Ugandan milk processor this week shipped a 50-tonne consignment of powdered milk to Zambia, under a $740,000 a year deal with Coca-Cola Beverages Africa. Although it was not quite new, the underlying agreement between the two manufacturers having been signed in 2019, coming in the shadows of a two-year dispute that has seen Kenya restrict imports of dairy products from Uganda, is still a major breakthrough for Kampala, and a possible opener to more African markets.
Kampala cannot be denied its moment in the sun. Unlike Kenya who have not released reports of their verification missions to Uganda, the Zambian inspectors ratified both the process and origins of Pearl Dairies milk. While that removes a major obstacle for one of sub-Saharan Africa’s largest vertically integrated milk processors, market restrictions are perhaps the lesser challenge.
It is simply too difficult and very expensive to get around Africa. Logistical shortfalls, even within the same country, mean that businesses will not maximise the market opportunity. That raises the cost of doing business and expensive goods stunt demand. That also creates stranded markets in huge territories such as the DR Congo, where traders have to contend with some of the most challenging conditions in the world.
Africa has one of the longest logistics cycles in the world because markets are not connected by infrastructure. The Pearl Dairies consignment will perhaps take four weeks to get to Lusaka, thanks to the absence of efficient surface transport between origin and destination. The shipper will also rack up costs, as the crew negotiate different obstacles along the way. That is why the tiffs between Kenya and Uganda take away attention from the more pressing issues of logistics and infrastructure development.
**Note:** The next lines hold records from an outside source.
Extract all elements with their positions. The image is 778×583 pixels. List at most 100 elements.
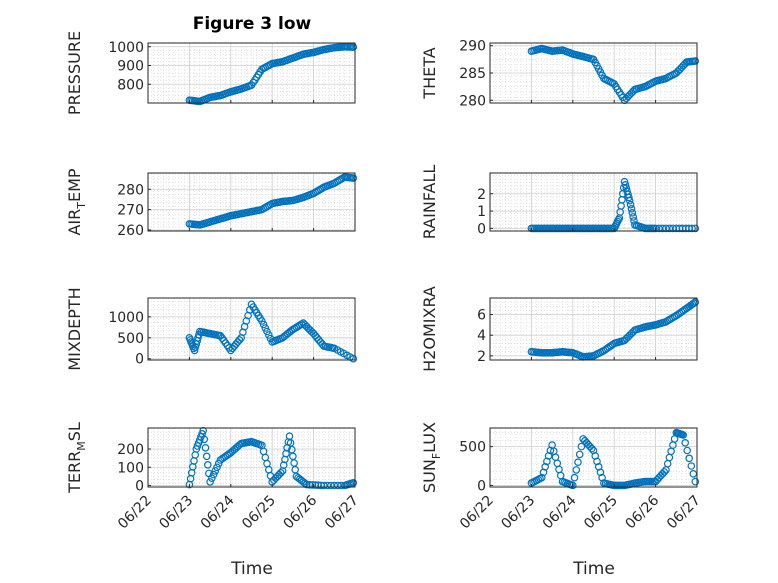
y-axis-label-subscript: T bbox=[75, 202, 88, 210]
y-tick-label: 280 bbox=[117, 182, 144, 198]
y-axis-label-main: TERR bbox=[65, 451, 84, 494]
y-axis-label: SUNFLUX bbox=[420, 422, 443, 493]
data-point bbox=[264, 331, 273, 339]
y-axis-label-subscript: M bbox=[75, 441, 88, 451]
data-point bbox=[301, 479, 309, 488]
y-axis-label: H2OMIXRA bbox=[420, 286, 439, 372]
y-tick-label: 0 bbox=[135, 352, 144, 368]
x-tick-label: 06/22 bbox=[457, 493, 497, 533]
subplot-airtemp: 260 270 280 AIRTEMP bbox=[65, 168, 358, 239]
data-point bbox=[276, 468, 285, 477]
grid-minor bbox=[147, 173, 356, 232]
data-series bbox=[185, 173, 358, 229]
y-axis-label-tail: LUX bbox=[420, 422, 439, 453]
subplot-mixdepth: 0 500 1000 MIXDEPTH bbox=[65, 287, 358, 371]
data-point bbox=[681, 438, 690, 447]
y-axis-label: RAINFALL bbox=[420, 165, 439, 240]
data-point bbox=[627, 205, 636, 213]
data-point bbox=[625, 193, 633, 202]
subplot-rainfall: 012 RAINFALL bbox=[420, 165, 700, 240]
x-tick-label: 06/26 bbox=[281, 492, 321, 532]
data-point bbox=[204, 460, 212, 469]
data-point bbox=[200, 435, 209, 444]
y-tick-label: 0 bbox=[135, 479, 144, 495]
data-point bbox=[568, 481, 577, 490]
x-tick-label: 06/26 bbox=[623, 492, 663, 532]
data-point bbox=[235, 336, 244, 344]
y-tick-label: 200 bbox=[117, 442, 144, 458]
y-tick-label: 4 bbox=[477, 328, 486, 344]
y-axis-label-main: THETA bbox=[420, 47, 439, 99]
data-series bbox=[185, 426, 358, 490]
axes-background bbox=[148, 428, 355, 487]
data-point bbox=[302, 480, 311, 489]
data-point bbox=[211, 467, 220, 475]
data-point bbox=[209, 470, 218, 479]
y-axis-label: MIXDEPTH bbox=[65, 287, 84, 370]
data-point bbox=[575, 450, 584, 459]
data-point bbox=[572, 466, 581, 474]
data-point bbox=[691, 224, 700, 233]
data-point bbox=[691, 57, 700, 65]
subplot-theta: 280 285 290 THETA bbox=[420, 39, 700, 109]
axes-box bbox=[147, 297, 356, 361]
subplot-terrmsl: 0 100 200 TERRMSL 06/22 06/23 06/24 06/25 06/26 0… bbox=[65, 422, 362, 532]
y-axis-label-main: H2OMIXRA bbox=[420, 286, 439, 372]
x-tick-label: 06/23 bbox=[156, 493, 196, 533]
x-tick-label: 06/25 bbox=[581, 493, 621, 533]
data-point bbox=[683, 446, 692, 455]
data-point bbox=[685, 454, 694, 463]
x-tick-label: 06/22 bbox=[115, 493, 155, 533]
data-point bbox=[626, 200, 635, 209]
y-tick-label: 500 bbox=[117, 331, 144, 347]
data-point bbox=[628, 209, 637, 217]
subplot-sunflux: 0 500 SUNFLUX 06/22 06/23 06/24 06/25 06/26 06/2… bbox=[420, 422, 704, 532]
data-point bbox=[660, 468, 669, 476]
data-series bbox=[185, 42, 358, 106]
y-tick-label: 2 bbox=[477, 187, 486, 203]
data-series bbox=[527, 44, 700, 105]
data-point bbox=[687, 462, 696, 470]
x-tick-label: 06/24 bbox=[198, 492, 238, 532]
data-point bbox=[688, 224, 696, 233]
data-series bbox=[527, 298, 700, 361]
x-tick-label: 06/27 bbox=[322, 493, 362, 533]
axes-background bbox=[148, 173, 355, 231]
data-point bbox=[349, 43, 358, 51]
x-axis-label-right: Time bbox=[572, 559, 615, 579]
y-axis-label: AIRTEMP bbox=[65, 168, 88, 235]
data-point bbox=[214, 459, 223, 468]
data-point bbox=[570, 473, 579, 482]
y-tick-label: 2 bbox=[477, 349, 486, 365]
data-point bbox=[305, 480, 314, 489]
y-tick-label: 500 bbox=[459, 440, 486, 456]
subplot-h2omixra: 2 4 6 H2OMIXRA bbox=[420, 286, 700, 372]
data-point bbox=[349, 354, 358, 363]
data-point bbox=[259, 320, 268, 329]
y-axis-label-main: MIXDEPTH bbox=[65, 287, 84, 370]
y-axis-label: TERRMSL bbox=[65, 422, 88, 494]
axes-box bbox=[147, 42, 356, 104]
y-axis-label-tail: EMP bbox=[65, 168, 84, 202]
y-tick-label: 0 bbox=[477, 478, 486, 494]
data-point bbox=[201, 443, 210, 452]
x-axis-label-left: Time bbox=[230, 559, 273, 579]
data-point bbox=[206, 478, 214, 486]
data-point bbox=[574, 458, 582, 467]
y-tick-label: 1 bbox=[477, 204, 486, 220]
y-tick-label: 900 bbox=[117, 59, 144, 75]
data-point bbox=[349, 174, 358, 182]
y-axis-label: THETA bbox=[420, 47, 439, 99]
y-axis-label-subscript: F bbox=[430, 453, 443, 459]
y-tick-label: 270 bbox=[117, 203, 144, 219]
data-point bbox=[314, 481, 323, 490]
axes-box bbox=[489, 172, 698, 232]
axes-background bbox=[490, 173, 697, 231]
data-point bbox=[587, 444, 596, 453]
data-point bbox=[577, 442, 586, 451]
data-series bbox=[527, 177, 700, 233]
axes-box bbox=[489, 297, 698, 361]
In Kenya’s northwest region of Turkana, government officials and traders depend on the northeastern Ugandan region of Moroto for supplies of basic goods. Even those manufactured in Kenya. They drive for more than 40 kilometres into Uganda, on a treacherous mountain road, before they make official contact with the Ugandan state. Under such a scenario, trade restrictions make little difference where more efficient cross-border infrastructure would.
Africa has the least volumes of trade among member countries of any bloc in the world. Economies fuelled by consumption offer more potential and would probably create more internal resilience than the current predatory posture, which is heavily biased towards import duties.
Thinking through what needs to be done to address the constraints to trade is what the continent’s political leaders should be doing as the African Continental Free Trade Area gets underway. Africa needs not only efficient rail and air connections, but even better road infrastructure. A functional rail system would deliver Uganda’s milk to Lusaka not only more securely and faster but at a significantly lower cost.
Uganda and the DRC have taken a leap of faith, launching the construction of some 233 kilometres of highway that will provide vital connections between the two countries. Yet, as leaders try to break the connectivity logjam, it will be necessary to keep a sharp eye on the cost of infrastructure, as expensive, poorly negotiated projects will come back as a cost to business.